DG: We did that show over thirty times. It was terrific fun but in the beginning it was incredibly hairy and difficult to do. The cueing was like in a huge scale theater. After a while I got to know everything like clockwork. You could never risk having a drink before the show — it was so precise that I couldn’t afford to let my attention wander. I had to count the whole band in and do various directing chores. If you missed a cue you’d have a whole film going that was out of synch. You couldn’t afford to make a mistake. I thoroughly enjoyed it but it’s not something you’d want to do that much because it’s slightly restricting musically. You can’t just start over, like I did in one of the New York shows.

JS: Do the songs take on their full life in composing, on record, or in concert?

DG: It’s in all three of those things and different in each of them. I love them all equally in different ways. When you’re performing you’re not going for perfection. I don’t care if I make mistakes. Trying to capture life, imagination and sparkle and put them onto tape is a difficult and demanding job. It takes months of painstaking work for me. But when you’ve done twelve vocal parts yourself and mixed them with a block of harmonies and guitar solos and gotten all that perfection, it’s wonderful to listen back and have it sound fantastic. I’m not interested in that live ’cause it’s impossible. You can only be one person on the stage; you can be an orchestra by yourself in the studio.

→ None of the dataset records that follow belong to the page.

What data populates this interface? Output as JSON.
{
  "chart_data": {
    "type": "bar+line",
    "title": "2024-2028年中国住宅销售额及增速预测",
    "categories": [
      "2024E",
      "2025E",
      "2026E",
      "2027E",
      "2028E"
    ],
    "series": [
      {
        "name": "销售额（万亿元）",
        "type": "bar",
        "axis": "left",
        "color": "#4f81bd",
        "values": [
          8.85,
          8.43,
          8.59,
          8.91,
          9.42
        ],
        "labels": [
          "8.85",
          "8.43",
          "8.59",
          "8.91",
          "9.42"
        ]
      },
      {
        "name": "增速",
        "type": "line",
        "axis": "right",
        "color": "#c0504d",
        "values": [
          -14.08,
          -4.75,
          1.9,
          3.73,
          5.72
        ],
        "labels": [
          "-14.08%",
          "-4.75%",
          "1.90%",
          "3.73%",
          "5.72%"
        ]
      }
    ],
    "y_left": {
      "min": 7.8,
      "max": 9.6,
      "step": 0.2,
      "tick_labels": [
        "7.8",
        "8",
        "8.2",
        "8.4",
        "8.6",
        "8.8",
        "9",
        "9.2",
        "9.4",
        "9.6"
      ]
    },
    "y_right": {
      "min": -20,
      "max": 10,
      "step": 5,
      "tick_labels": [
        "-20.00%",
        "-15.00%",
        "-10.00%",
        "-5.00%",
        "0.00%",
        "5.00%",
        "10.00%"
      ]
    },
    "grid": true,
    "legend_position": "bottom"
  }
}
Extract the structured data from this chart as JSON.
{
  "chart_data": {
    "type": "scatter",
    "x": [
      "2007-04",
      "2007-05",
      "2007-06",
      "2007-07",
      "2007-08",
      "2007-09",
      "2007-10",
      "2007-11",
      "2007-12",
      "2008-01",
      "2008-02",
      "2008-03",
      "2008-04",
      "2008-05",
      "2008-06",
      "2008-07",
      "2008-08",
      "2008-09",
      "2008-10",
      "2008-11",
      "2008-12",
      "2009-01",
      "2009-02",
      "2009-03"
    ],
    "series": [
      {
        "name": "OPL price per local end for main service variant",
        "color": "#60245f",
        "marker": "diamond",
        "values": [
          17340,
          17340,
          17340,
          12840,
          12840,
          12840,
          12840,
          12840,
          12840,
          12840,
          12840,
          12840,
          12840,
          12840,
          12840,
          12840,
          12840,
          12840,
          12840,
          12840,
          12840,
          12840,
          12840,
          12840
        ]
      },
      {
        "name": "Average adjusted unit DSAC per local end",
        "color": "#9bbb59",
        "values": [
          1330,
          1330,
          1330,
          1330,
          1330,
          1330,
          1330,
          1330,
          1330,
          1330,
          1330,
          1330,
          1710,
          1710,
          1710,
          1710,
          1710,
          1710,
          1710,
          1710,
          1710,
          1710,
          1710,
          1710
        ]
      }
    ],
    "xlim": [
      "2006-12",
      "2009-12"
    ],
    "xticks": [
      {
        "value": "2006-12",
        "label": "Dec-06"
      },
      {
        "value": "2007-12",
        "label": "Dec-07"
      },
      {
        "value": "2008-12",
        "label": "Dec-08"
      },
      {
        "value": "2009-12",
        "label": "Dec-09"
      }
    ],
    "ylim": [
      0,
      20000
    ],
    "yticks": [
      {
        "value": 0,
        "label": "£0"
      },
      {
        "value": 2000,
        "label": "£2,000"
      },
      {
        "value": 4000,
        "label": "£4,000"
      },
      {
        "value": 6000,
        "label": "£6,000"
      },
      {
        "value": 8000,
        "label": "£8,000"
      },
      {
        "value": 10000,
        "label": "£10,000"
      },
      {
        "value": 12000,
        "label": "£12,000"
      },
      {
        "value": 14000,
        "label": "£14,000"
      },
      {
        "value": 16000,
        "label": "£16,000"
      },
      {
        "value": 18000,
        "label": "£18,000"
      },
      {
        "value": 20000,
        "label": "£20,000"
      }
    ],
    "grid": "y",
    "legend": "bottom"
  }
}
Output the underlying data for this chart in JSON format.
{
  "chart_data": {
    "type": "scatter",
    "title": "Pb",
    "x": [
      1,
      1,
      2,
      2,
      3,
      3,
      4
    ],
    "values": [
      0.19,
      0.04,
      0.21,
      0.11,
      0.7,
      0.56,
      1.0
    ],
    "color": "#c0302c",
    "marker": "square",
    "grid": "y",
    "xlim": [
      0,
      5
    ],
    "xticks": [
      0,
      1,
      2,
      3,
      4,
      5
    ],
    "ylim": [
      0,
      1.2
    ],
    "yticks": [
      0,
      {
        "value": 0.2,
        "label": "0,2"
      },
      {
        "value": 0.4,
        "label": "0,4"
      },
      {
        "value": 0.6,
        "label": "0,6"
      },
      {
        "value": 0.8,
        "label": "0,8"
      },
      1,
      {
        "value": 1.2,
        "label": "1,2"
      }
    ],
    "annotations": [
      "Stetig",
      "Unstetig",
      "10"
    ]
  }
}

JS: How did you work with Pete Townshend on “Love on the Air” and “All Lovers are Deranged”?

DG: I had lyrics for those songs but I really didn’t like them. I asked him for help because I was running short on time and even shorter on inspiration for improving the lyrics. I was very pleasantly surprised when I got the cassette back for “Love on the Air”. I like where he had put the line and how he had done the vocal. I had heard the vocal line in a completely different place and deliberately sent Pete a tape with no melody on it. It was just a completed backing track with no lines on it at all and no ideas as to what I thought the lyrics should be. He didn’t have any restrictions. Of course in some places which I intended to be instrumental, he put words on. “Lovers” was the same situation, only I changed the placing of his melody and lyrics a bit.

JS: Do you have any favorite guitar solos on record?

DG: Both solos on “Comfortably Numb” are pretty good. The solos on “Dogs” from the “Animals” album I kept on because they’re different and slightly outside my usual scope. I like what I did on the instrumental “Raise My Rent” from the first solo album. That was sort of an excuse to go on a 12-bar blues.

JS: You do a fair amount of instrumentals. Could they have been songs if lyrics were written for them?

DG: I guess they could have been. I don’t know. They’re an excuse for me to play guitar. It’s all music. For me music is very lyric-dominated these days and I love lyrics and I love songs. But I also like listening to a good instrumental and a good piece of playing on any instrument. A beautiful chord sequence can be very provocative and emotional.